Pesquisa inédita do Laboratório de Políticas Públicas da Uerj avaliou “Quatro Anos de Políticas de Cotas no Brasil”, na visão de 558 professores de instituições que adotaram o sistema — UnB (Brasília), Ufal (Alagoas), Uneb (Bahia) e Uerj (Rio). O estudo derruba um dos principais mitos contra o sistema.

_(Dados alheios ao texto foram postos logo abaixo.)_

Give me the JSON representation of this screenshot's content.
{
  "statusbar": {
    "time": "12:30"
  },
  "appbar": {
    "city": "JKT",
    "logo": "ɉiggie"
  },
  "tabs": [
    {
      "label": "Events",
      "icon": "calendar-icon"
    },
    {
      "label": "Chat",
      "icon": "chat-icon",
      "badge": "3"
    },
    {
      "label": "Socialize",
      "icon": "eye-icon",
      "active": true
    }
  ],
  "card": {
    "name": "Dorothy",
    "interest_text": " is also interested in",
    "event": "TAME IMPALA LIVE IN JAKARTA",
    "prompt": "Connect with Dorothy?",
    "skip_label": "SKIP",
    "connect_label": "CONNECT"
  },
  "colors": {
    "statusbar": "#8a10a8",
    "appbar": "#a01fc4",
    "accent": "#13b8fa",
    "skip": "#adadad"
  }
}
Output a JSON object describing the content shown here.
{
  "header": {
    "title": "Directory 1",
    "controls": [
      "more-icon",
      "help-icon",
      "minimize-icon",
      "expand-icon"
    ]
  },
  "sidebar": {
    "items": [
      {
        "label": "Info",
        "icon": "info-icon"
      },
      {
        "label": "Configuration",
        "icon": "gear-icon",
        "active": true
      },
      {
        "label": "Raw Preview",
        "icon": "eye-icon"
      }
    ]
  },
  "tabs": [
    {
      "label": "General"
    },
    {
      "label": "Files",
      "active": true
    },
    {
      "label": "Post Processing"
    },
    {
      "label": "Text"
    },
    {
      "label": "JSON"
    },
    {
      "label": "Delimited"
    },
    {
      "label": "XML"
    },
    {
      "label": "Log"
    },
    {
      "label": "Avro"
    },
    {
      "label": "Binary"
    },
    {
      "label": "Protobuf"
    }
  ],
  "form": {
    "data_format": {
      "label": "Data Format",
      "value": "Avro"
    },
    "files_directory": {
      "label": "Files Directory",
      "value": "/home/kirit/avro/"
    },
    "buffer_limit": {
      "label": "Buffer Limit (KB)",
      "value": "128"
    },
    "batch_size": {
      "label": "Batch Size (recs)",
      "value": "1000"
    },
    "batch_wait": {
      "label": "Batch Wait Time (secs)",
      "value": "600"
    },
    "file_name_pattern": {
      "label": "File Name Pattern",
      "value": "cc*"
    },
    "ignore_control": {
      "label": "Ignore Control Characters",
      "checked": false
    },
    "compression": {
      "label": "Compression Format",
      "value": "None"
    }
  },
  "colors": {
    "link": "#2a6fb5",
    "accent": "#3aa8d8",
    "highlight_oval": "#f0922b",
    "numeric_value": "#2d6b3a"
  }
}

Para 79,6% dos professores, o nível acadêmico ficou igual após a implantação das cotas.

‘GUERRILHEIROS’

Entre os que deram aula para alunos cotistas, 74% avaliam como bom ou muito bom o desempenho deles. “Alunos que têm pais analfabetos sabem o peso do mandato que carregam. São os primeiros de uma geração a ter diploma nas mãos”, explica Pablo Gentili, um dos coordenadores da pesquisa.

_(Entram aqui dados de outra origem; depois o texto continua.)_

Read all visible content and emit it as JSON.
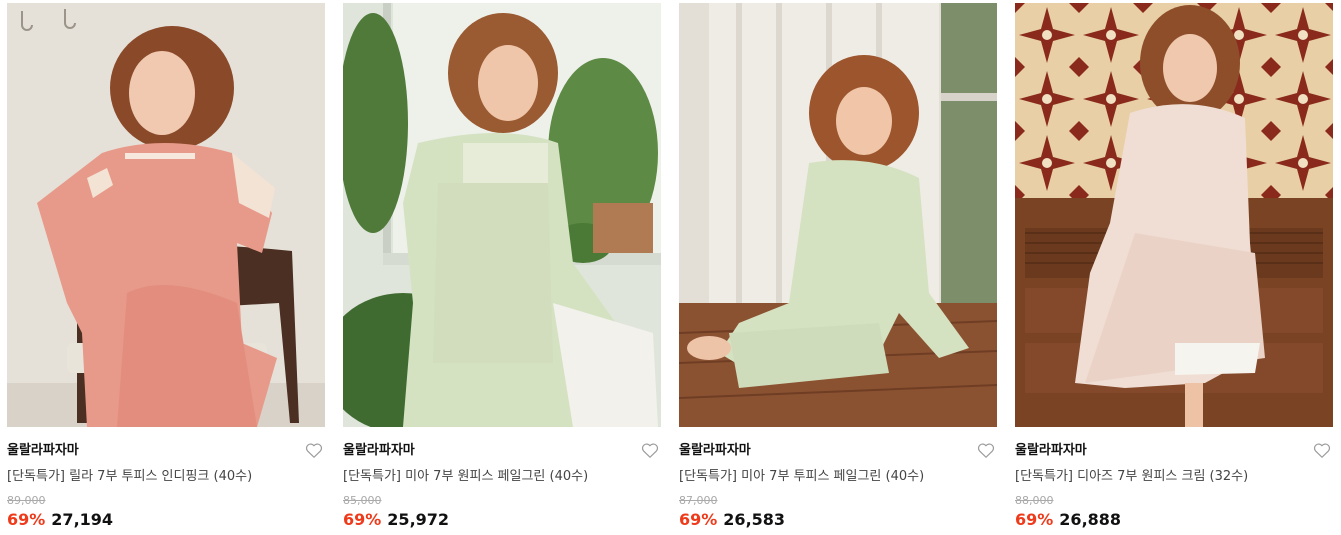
{
  "colors": {
    "discount": "#ee3b1b",
    "text": "#111111",
    "muted": "#aaaaaa"
  },
  "products": [
    {
      "image_icon": "product-photo",
      "brand": "울랄라파자마",
      "title": "[단독특가] 릴라 7부 투피스 인디핑크 (40수)",
      "original_price": "89,000",
      "discount": "69%",
      "sale_price": "27,194",
      "wish_icon": "heart-outline-icon"
    },
    {
      "image_icon": "product-photo",
      "brand": "울랄라파자마",
      "title": "[단독특가] 미아 7부 원피스 페일그린 (40수)",
      "original_price": "85,000",
      "discount": "69%",
      "sale_price": "25,972",
      "wish_icon": "heart-outline-icon"
    },
    {
      "image_icon": "product-photo",
      "brand": "울랄라파자마",
      "title": "[단독특가] 미아 7부 투피스 페일그린 (40수)",
      "original_price": "87,000",
      "discount": "69%",
      "sale_price": "26,583",
      "wish_icon": "heart-outline-icon"
    },
    {
      "image_icon": "product-photo",
      "brand": "울랄라파자마",
      "title": "[단독특가] 디아즈 7부 원피스 크림 (32수)",
      "original_price": "88,000",
      "discount": "69%",
      "sale_price": "26,888",
      "wish_icon": "heart-outline-icon"
    }
  ]
}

Coordenador do programa Jovens Talentos da Secretaria Estadual de Ciência e Tecnologia, Cláudio Cerqueira acredita que o bom resultado se deve à dedicação exclusiva dos professores da Uenf. Todos têm doutorado e fazem pesquisa. “Cotista é como guerrilheiro. Não desiste. Quando está em desvantagem, some, tranca matrícula, mas não larga a luta”, compara.

O Dia Online, 27.08.2006 - http://odia.terra.com.br/rio/htm/geral_53814.asp

1 comment:

medeiros said...

Essa matéria é fantástica. Informa a primeira pesquisa sobre o resultado nulo das cotas na universidade. Parabéns!